As we'd expect, the dominant tags are AJAX, JavaScript, and DHTML. But at this level XMLHTTPRequest also shows up. That hadn't occurred to the InfoWorld editor who tagged this story, but the fact that three other people used the tag could influence future decisions.

It might also make sense to mine the database, compare the community's vocabulary to our own, and adjust accordingly. In the del.icio.us screencast, I do that comparison and adjustment manually. Of course it could also be automated.

Consider, for example, this InfoWorld-assigned tag: del.icio.us/infoworld/Athlon_64. If you look in that bucket you'll find two InfoWorld stories. In the corresponding global bucket -- del.icio.us/tag/athlon_64 -- you'll find the same two stories. Nobody else is using that tag. However, people are putting items into this global bucket: del.icio.us/tag/Athlon64.

This, to me, is the most fascinating aspect of del.icio.us. There are no right or wrong categorizations, there are only statistical clusters. The Athlon_64 cluster that InfoWorld's editors have created is useful, in the same way that the AJAX cluster is useful. It's a collaborative way to put related items into a bucket. Or, another way I like to think about this, it's a collaborative way to create a self-updating list. If I give you the del.icio.us/infoworld/athlon_64 link today, it's a list of two items. But if you resolve that link in July, it might be a list of four items. Recall also that every del.icio.us tag is an RSS feed. So you can subscribe to InfoWorld's Athlon_64 stories.

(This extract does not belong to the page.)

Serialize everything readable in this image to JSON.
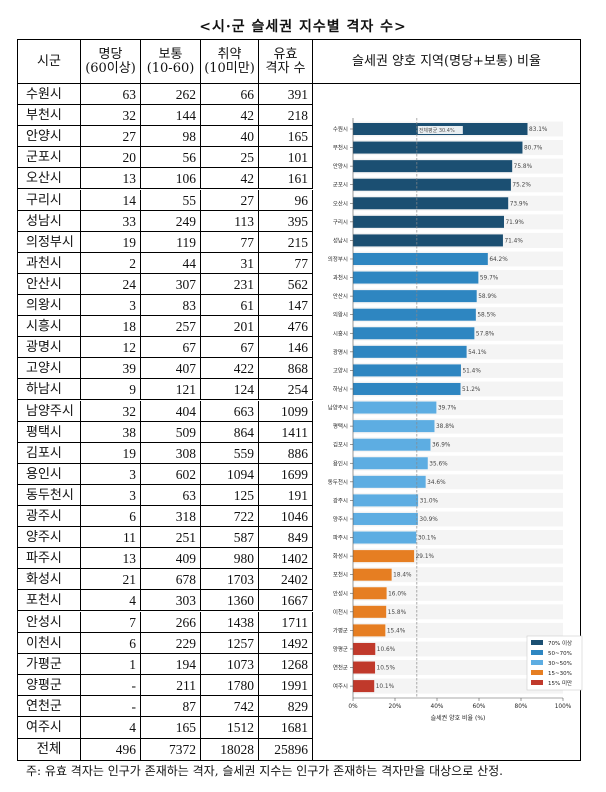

The Athlon_64 cluster is, however, not as useful as it might be. The Athlon64 cluster is bigger and more active. Nothing requires us to bow to the will of the group mind -- by changing Athlon_64 to Athlon64, or perhaps by using Athlon64 in addition to Athlon_64 -- but it would be in our interest to do so. If more people are congregating around Athlon64 than around Athlon_64, why wouldn't we want to be there too?

In general, I'm getting the impression that InfoWorld's use of underscores in tags isn't common. Since it's easy to add or rename tags, and since there's no penalty for maintaining variants, it might be useful to take a pass through InfoWorld's items and add variants that don't use underscores.

It would be interesting to do a full analysis of the intersection between the global tagspace and InfoWorld's tagspace, across the set of InfoWorld-tagged items. The ability to visualize and tune these kinds of intersecting vocabularies is clearly one of the next frontiers for social tagging.